Be prepared to negotiate the job offer as part of the faculty job process

An important part of what your faculty position will be happens between when you are offered the position and when you accept the offer (if you do, in fact, accept the offer). If you are going to make any improvements in the offer (i.e., starting salary, course load, etc.), now is the time to negotiate those. Once you’ve accepted the position, getting anything added to the offer can be difficult. So you are in your best negotiating position before you accept the position.

Before considering what you hope to negotiate, keep in mind your BIG goals:

  1. Securing a faculty position.
  2. Starting the position on a positive note for both yourself and the college/department administration.

Those two factors affect how much you should try to negotiate and how firmly you stick to your desired terms. Especially in today’s economy with cuts in higher education, the college may not be able to improve your offer significantly. However, almost always, a few adjustments could be made that could improve the offer.

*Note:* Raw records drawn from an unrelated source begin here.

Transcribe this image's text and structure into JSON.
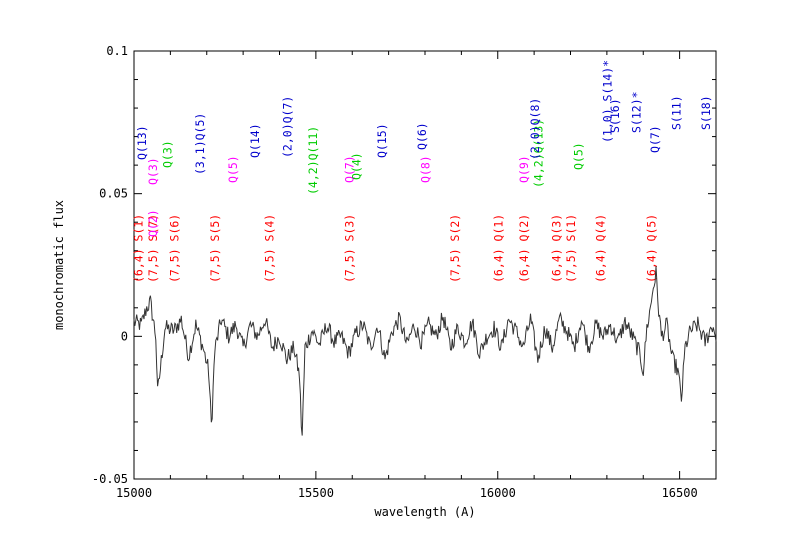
{
  "chart_data": {
    "type": "line",
    "title": "",
    "xlabel": "wavelength (A)",
    "ylabel": "monochromatic flux",
    "xlim": [
      15000,
      16600
    ],
    "ylim": [
      -0.05,
      0.1
    ],
    "xticks": [
      15000,
      15500,
      16000,
      16500
    ],
    "xtick_labels": [
      "15000",
      "15500",
      "16000",
      "16500"
    ],
    "yticks": [
      -0.05,
      0,
      0.05,
      0.1
    ],
    "ytick_labels": [
      "-0.05",
      "0",
      "0.05",
      "0.1"
    ],
    "grid": false,
    "series": [
      {
        "color": "#333333",
        "anchors": [
          [
            15000,
            0.005
          ],
          [
            15020,
            0.004
          ],
          [
            15035,
            0.01
          ],
          [
            15045,
            0.012
          ],
          [
            15060,
            0.0
          ],
          [
            15065,
            -0.02
          ],
          [
            15085,
            0.003
          ],
          [
            15110,
            0.002
          ],
          [
            15130,
            0.006
          ],
          [
            15150,
            -0.007
          ],
          [
            15170,
            0.004
          ],
          [
            15190,
            -0.004
          ],
          [
            15205,
            -0.012
          ],
          [
            15213,
            -0.032
          ],
          [
            15222,
            -0.005
          ],
          [
            15240,
            0.006
          ],
          [
            15260,
            0.0
          ],
          [
            15280,
            0.004
          ],
          [
            15300,
            -0.004
          ],
          [
            15320,
            0.004
          ],
          [
            15340,
            0.0
          ],
          [
            15360,
            0.006
          ],
          [
            15380,
            -0.004
          ],
          [
            15400,
            0.0
          ],
          [
            15420,
            -0.008
          ],
          [
            15440,
            -0.004
          ],
          [
            15455,
            -0.014
          ],
          [
            15462,
            -0.037
          ],
          [
            15470,
            -0.004
          ],
          [
            15490,
            0.002
          ],
          [
            15510,
            -0.003
          ],
          [
            15530,
            0.004
          ],
          [
            15550,
            -0.002
          ],
          [
            15570,
            0.0
          ],
          [
            15590,
            -0.006
          ],
          [
            15610,
            0.001
          ],
          [
            15630,
            0.004
          ],
          [
            15650,
            -0.004
          ],
          [
            15670,
            0.004
          ],
          [
            15690,
            -0.008
          ],
          [
            15710,
            0.002
          ],
          [
            15730,
            0.006
          ],
          [
            15750,
            -0.003
          ],
          [
            15770,
            0.004
          ],
          [
            15790,
            -0.002
          ],
          [
            15810,
            0.004
          ],
          [
            15830,
            0.0
          ],
          [
            15850,
            0.007
          ],
          [
            15870,
            -0.004
          ],
          [
            15890,
            0.003
          ],
          [
            15910,
            -0.002
          ],
          [
            15930,
            0.005
          ],
          [
            15950,
            -0.006
          ],
          [
            15970,
            0.0
          ],
          [
            15990,
            0.003
          ],
          [
            16010,
            -0.004
          ],
          [
            16030,
            0.006
          ],
          [
            16050,
            0.002
          ],
          [
            16070,
            -0.004
          ],
          [
            16090,
            0.006
          ],
          [
            16110,
            -0.008
          ],
          [
            16130,
            0.003
          ],
          [
            16150,
            -0.004
          ],
          [
            16170,
            0.006
          ],
          [
            16190,
            0.002
          ],
          [
            16210,
            -0.004
          ],
          [
            16230,
            0.006
          ],
          [
            16250,
            -0.004
          ],
          [
            16270,
            0.004
          ],
          [
            16290,
            0.0
          ],
          [
            16310,
            0.004
          ],
          [
            16330,
            -0.002
          ],
          [
            16350,
            0.005
          ],
          [
            16370,
            0.0
          ],
          [
            16390,
            -0.006
          ],
          [
            16400,
            -0.012
          ],
          [
            16410,
            0.003
          ],
          [
            16420,
            0.01
          ],
          [
            16427,
            0.017
          ],
          [
            16435,
            0.022
          ],
          [
            16442,
            0.01
          ],
          [
            16450,
            0.0
          ],
          [
            16465,
            0.004
          ],
          [
            16480,
            -0.008
          ],
          [
            16495,
            -0.012
          ],
          [
            16505,
            -0.022
          ],
          [
            16515,
            -0.004
          ],
          [
            16530,
            0.002
          ],
          [
            16550,
            0.004
          ],
          [
            16570,
            -0.002
          ],
          [
            16590,
            0.004
          ],
          [
            16600,
            0.0
          ]
        ]
      }
    ],
    "line_identifications": [
      {
        "label": "(6,4) S(1)",
        "color": "#ff0000",
        "x": 15023
      },
      {
        "label": "(7,5) S(7)",
        "color": "#ff0000",
        "x": 15063
      },
      {
        "label": "(7,5) S(6)",
        "color": "#ff0000",
        "x": 15123
      },
      {
        "label": "(7,5) S(5)",
        "color": "#ff0000",
        "x": 15233
      },
      {
        "label": "(7,5) S(4)",
        "color": "#ff0000",
        "x": 15383
      },
      {
        "label": "(7,5) S(3)",
        "color": "#ff0000",
        "x": 15603
      },
      {
        "label": "(7,5) S(2)",
        "color": "#ff0000",
        "x": 15893
      },
      {
        "label": "(6,4) Q(1)",
        "color": "#ff0000",
        "x": 16013
      },
      {
        "label": "(6,4) Q(2)",
        "color": "#ff0000",
        "x": 16083
      },
      {
        "label": "(6,4) Q(3)",
        "color": "#ff0000",
        "x": 16173
      },
      {
        "label": "(7,5) S(1)",
        "color": "#ff0000",
        "x": 16213
      },
      {
        "label": "(6,4) Q(4)",
        "color": "#ff0000",
        "x": 16293
      },
      {
        "label": "(6,4) Q(5)",
        "color": "#ff0000",
        "x": 16433
      },
      {
        "label": "Q(2)",
        "color": "#ff00ff",
        "x": 15063
      },
      {
        "label": "Q(3)",
        "color": "#ff00ff",
        "x": 15063
      },
      {
        "label": "Q(5)",
        "color": "#ff00ff",
        "x": 15283
      },
      {
        "label": "Q(7)",
        "color": "#ff00ff",
        "x": 15603
      },
      {
        "label": "Q(8)",
        "color": "#ff00ff",
        "x": 15813
      },
      {
        "label": "Q(9)",
        "color": "#ff00ff",
        "x": 16083
      },
      {
        "label": "Q(3)",
        "color": "#00cc00",
        "x": 15103
      },
      {
        "label": "(4,2)Q(11)",
        "color": "#00cc00",
        "x": 15503
      },
      {
        "label": "Q(4)",
        "color": "#00cc00",
        "x": 15623
      },
      {
        "label": "(4,2)Q(13)",
        "color": "#00cc00",
        "x": 16123
      },
      {
        "label": "Q(5)",
        "color": "#00cc00",
        "x": 16233
      },
      {
        "label": "Q(13)",
        "color": "#0000cc",
        "x": 15033
      },
      {
        "label": "(3,1)Q(5)",
        "color": "#0000cc",
        "x": 15193
      },
      {
        "label": "Q(14)",
        "color": "#0000cc",
        "x": 15343
      },
      {
        "label": "(2,0)Q(7)",
        "color": "#0000cc",
        "x": 15433
      },
      {
        "label": "Q(15)",
        "color": "#0000cc",
        "x": 15693
      },
      {
        "label": "Q(6)",
        "color": "#0000cc",
        "x": 15803
      },
      {
        "label": "(2,0)Q(8)",
        "color": "#0000cc",
        "x": 16113
      },
      {
        "label": "(1,0) S(14)*",
        "color": "#0000cc",
        "x": 16313
      },
      {
        "label": "S(16)",
        "color": "#0000cc",
        "x": 16333
      },
      {
        "label": "S(12)*",
        "color": "#0000cc",
        "x": 16393
      },
      {
        "label": "Q(7)",
        "color": "#0000cc",
        "x": 16443
      },
      {
        "label": "S(11)",
        "color": "#0000cc",
        "x": 16503
      },
      {
        "label": "S(18)",
        "color": "#0000cc",
        "x": 16583
      }
    ]
  }
}
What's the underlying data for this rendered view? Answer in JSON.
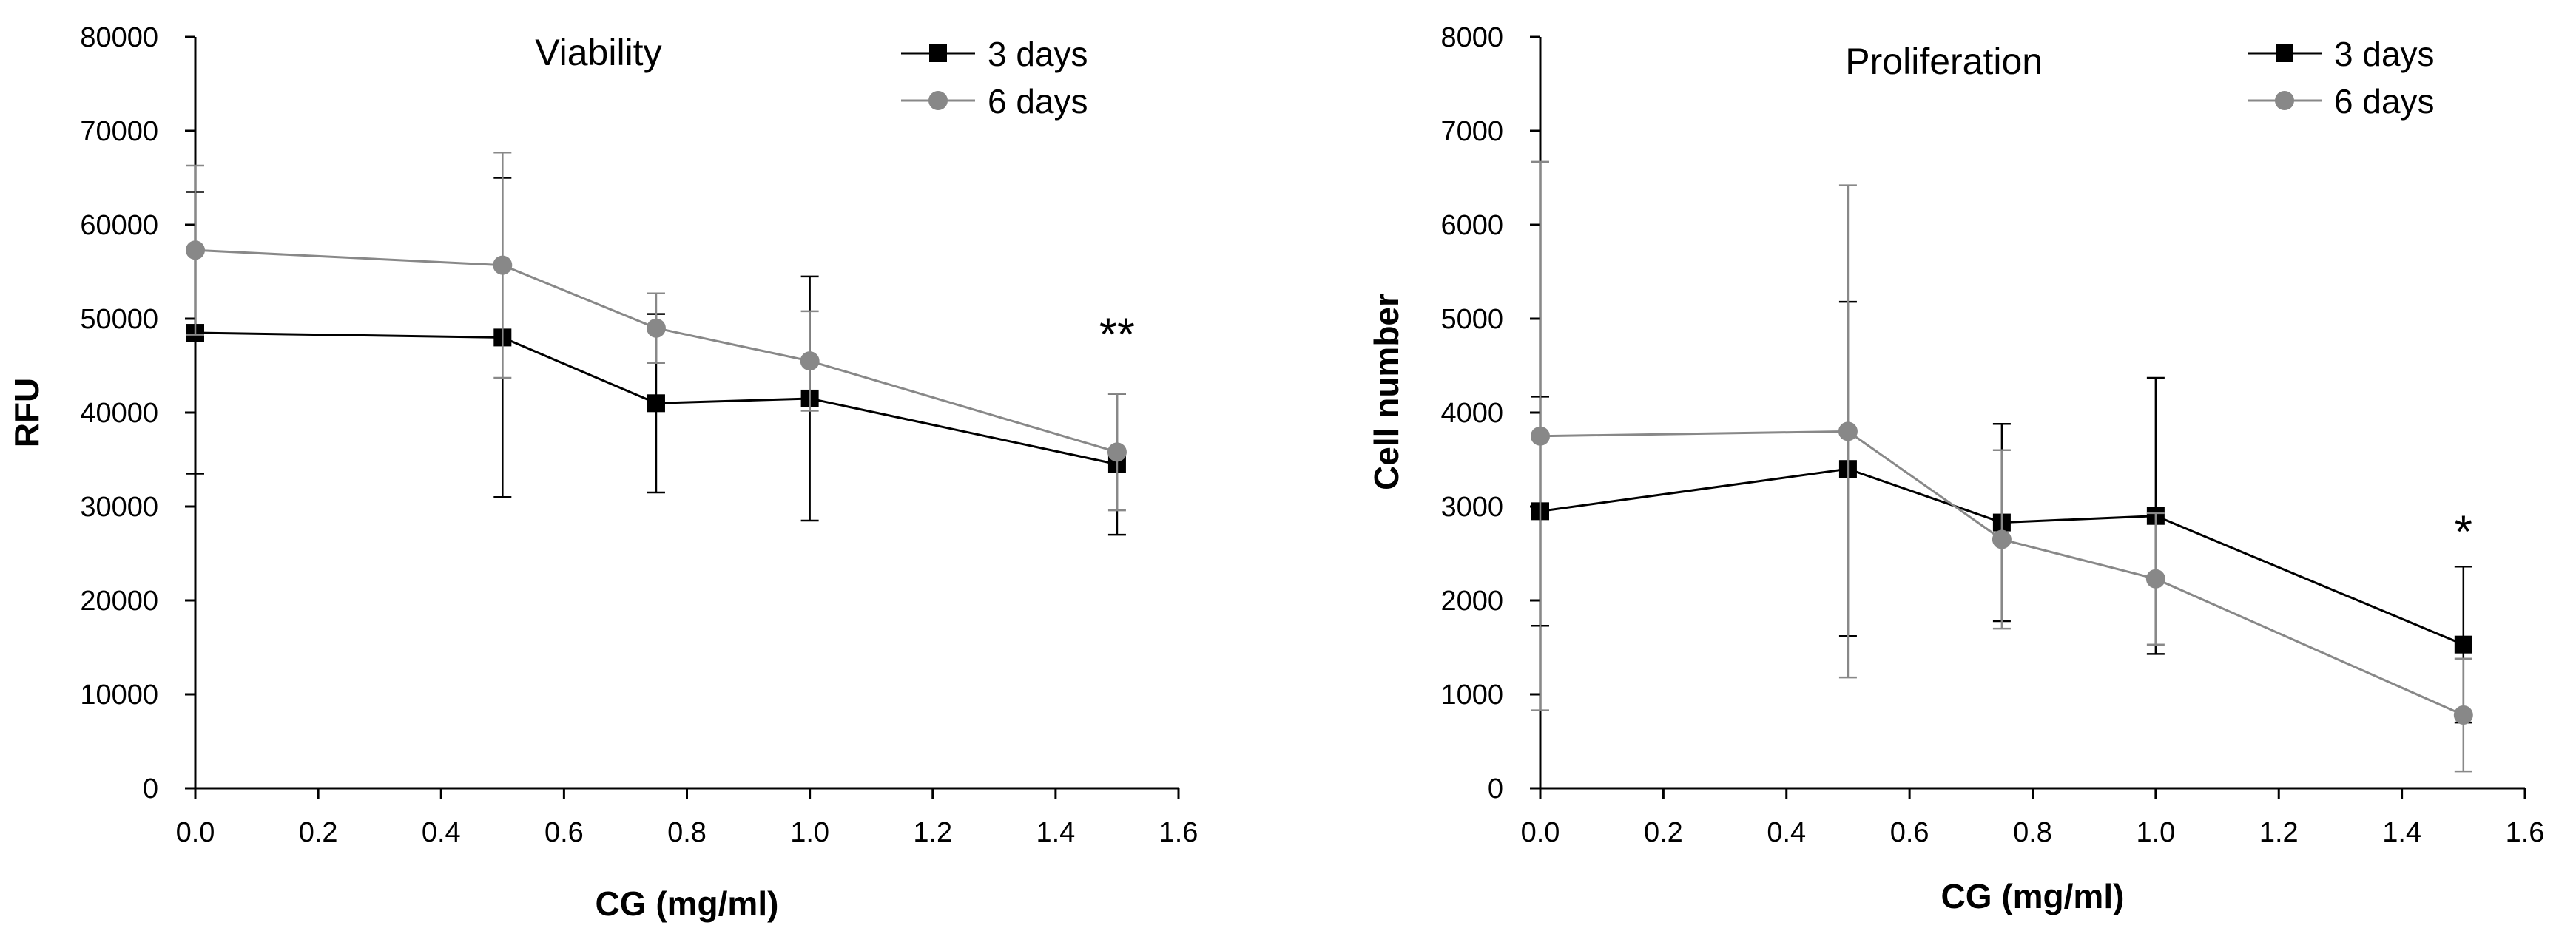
{
  "chart_data": [
    {
      "type": "line",
      "title": "Viability",
      "xlabel": "CG (mg/ml)",
      "ylabel": "RFU",
      "xlim": [
        0,
        1.6
      ],
      "ylim": [
        0,
        80000
      ],
      "x_ticks": [
        0.0,
        0.2,
        0.4,
        0.6,
        0.8,
        1.0,
        1.2,
        1.4,
        1.6
      ],
      "x_tick_labels": [
        "0.0",
        "0.2",
        "0.4",
        "0.6",
        "0.8",
        "1.0",
        "1.2",
        "1.4",
        "1.6"
      ],
      "y_ticks": [
        0,
        10000,
        20000,
        30000,
        40000,
        50000,
        60000,
        70000,
        80000
      ],
      "y_tick_labels": [
        "0",
        "10000",
        "20000",
        "30000",
        "40000",
        "50000",
        "60000",
        "70000",
        "80000"
      ],
      "grid": false,
      "legend_position": "top-right",
      "annotation": {
        "text": "**",
        "x": 1.5,
        "y": 49000
      },
      "series": [
        {
          "name": "3 days",
          "color": "#000000",
          "marker": "square",
          "x": [
            0.0,
            0.5,
            0.75,
            1.0,
            1.5
          ],
          "y": [
            48500,
            48000,
            41000,
            41500,
            34500
          ],
          "err": [
            15000,
            17000,
            9500,
            13000,
            7500
          ]
        },
        {
          "name": "6 days",
          "color": "#888888",
          "marker": "circle",
          "x": [
            0.0,
            0.5,
            0.75,
            1.0,
            1.5
          ],
          "y": [
            57300,
            55700,
            49000,
            45500,
            35800
          ],
          "err": [
            9000,
            12000,
            3700,
            5300,
            6200
          ]
        }
      ]
    },
    {
      "type": "line",
      "title": "Proliferation",
      "xlabel": "CG (mg/ml)",
      "ylabel": "Cell number",
      "xlim": [
        0,
        1.6
      ],
      "ylim": [
        0,
        8000
      ],
      "x_ticks": [
        0.0,
        0.2,
        0.4,
        0.6,
        0.8,
        1.0,
        1.2,
        1.4,
        1.6
      ],
      "x_tick_labels": [
        "0.0",
        "0.2",
        "0.4",
        "0.6",
        "0.8",
        "1.0",
        "1.2",
        "1.4",
        "1.6"
      ],
      "y_ticks": [
        0,
        1000,
        2000,
        3000,
        4000,
        5000,
        6000,
        7000,
        8000
      ],
      "y_tick_labels": [
        "0",
        "1000",
        "2000",
        "3000",
        "4000",
        "5000",
        "6000",
        "7000",
        "8000"
      ],
      "grid": false,
      "legend_position": "top-right",
      "annotation": {
        "text": "*",
        "x": 1.5,
        "y": 2800
      },
      "series": [
        {
          "name": "3 days",
          "color": "#000000",
          "marker": "square",
          "x": [
            0.0,
            0.5,
            0.75,
            1.0,
            1.5
          ],
          "y": [
            2950,
            3400,
            2830,
            2900,
            1530
          ],
          "err": [
            1220,
            1780,
            1050,
            1470,
            830
          ]
        },
        {
          "name": "6 days",
          "color": "#888888",
          "marker": "circle",
          "x": [
            0.0,
            0.5,
            0.75,
            1.0,
            1.5
          ],
          "y": [
            3750,
            3800,
            2650,
            2230,
            780
          ],
          "err": [
            2920,
            2620,
            950,
            700,
            600
          ]
        }
      ]
    }
  ]
}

As you wait for the phone call from the director/dean making you the offer, you should develop a list of what issues you are interested in discussing as considerations when you are offered the position. Have that list at hand for when you receive the phone call of offer.

The initial call with the offer typically comes from the dean or director. That’s when you are told the salary offer and any other major issues, such as your teaching load. You should have your list at hand and be ready to ask about other factors that will influence your decision as to whether you accept the position.

Here are some of the factors that you might consider in negotiating the offer.

Salary – Faculty positions often have a salary range of at least a few thousand dollars to account for the candidate’s experience, publication level, etc. So you usually can ask for a salary at least $2,000 above what you were offered. You may be told no or may be given the offer of $1,000. This is somewhat like selling a house. You want to get the best salary offer but not ask for such an increase that you shut down the negotiations. With public colleges and universities, you can find salaries posted online and find out what faculty are earning and what the most recent hires are being paid. One reason that salary is so important is that almost all increases you receive during your faculty career are based on a percentage increase of your salary. So the higher your starting salary, the more each of those salary increases will be.

Summer funding – Most faculty are on a nine-month appointment. Sometimes those other three months are crucial for faculty with research and publication demands. However, most faculty need some type of funding support during those three months to keep paying their bills. Some faculty are offered summer teaching. Some colleges and universities have summer research funding. You may have asked about these options during your campus visit. In your offer conversation, you can ask about your summer appointment and funding.

Funding for professional conferences – Attending professional conferences is an important aspect of faculty success, espeically for those on a tenure-track appointment. When a faculty member goes through tenure review, typically one has to demonstrate achievement in the field, which can be demonstrated in part by making presentations a professional conferences. These conferences also are the time to make crucial connections with colleagues in the field. So you will want your college to fund a certain number of conferences. Many colleges provide a set amount per faculty member per year.  The faculty member then has to decide how best to use that funding for professional travel.

Teaching load and course preparations – When you made your campus visit, you should have begun the discussion about what courses you would teach and how many courses you would teach each semester. Often the college has a set requirement, but that can differ if you are expected to do research or if you have a teaching appointment. Sometimes you can negotiate a course reduction your first year, as you are getting settled into a new job or if you are developing a new course. You also may want to try and negotiate how many different courses you will be teaching. Carrying a three-three load (teaching three courses each semester) is different if you are teaching the same three courses both semesters or if you are teaching three courses one semester and three different courses the next semester.

Employment support for spouse – Some universities have an office that assists faculty spouses (or domestic partners) locate employment. Most higher ed institutions provide at least some level of support for spouse/partner employment, as that can be a crucial part of the job’s appeal for some candidates. That may have been something you asked about during your campus visit or you may not, as you didn’t want to add another variable to selecting you as the candidate to hire. Check on the college or university’s website to see what is posted there.

Computer and software – More and more faculty jobs require the use of computers — creating class presentations with Keynote or PowerPoint, setting up and operating a course management system with a course blog or campus management system (such as Blackboard), and analyzing research data. During your campus visit, you probably talked with the administration and with faculty members about the technology situation. If you are going to be teaching courses that require computer use, such as teaching in a computer lab, you also will want to ask about software upgrades for your office computer and the lab computers.

Benefits such as health care and retirement are spelled out in the university or college guidelines, which are posted online. Don’t try to negotiate any changes in this area.

When you receive the phone call of offer, start off by focusing on what the director/dean is saying and then being positive about the position. Even if you hope to improve the offer, you don’t want to jump right into your negotiating list. You want to establish a positive connection with the director/dean.

At the end of the conversation, you want to ask for some time to make your decision.

That also can give the dean/director time, if needed, to determine the response to your negotiating requests. Sometimes the director/dean will be able to respond to your request (such as a salary increase) right then. With other requests, the director/dean may need to check with the department chair or others before giving you an answer.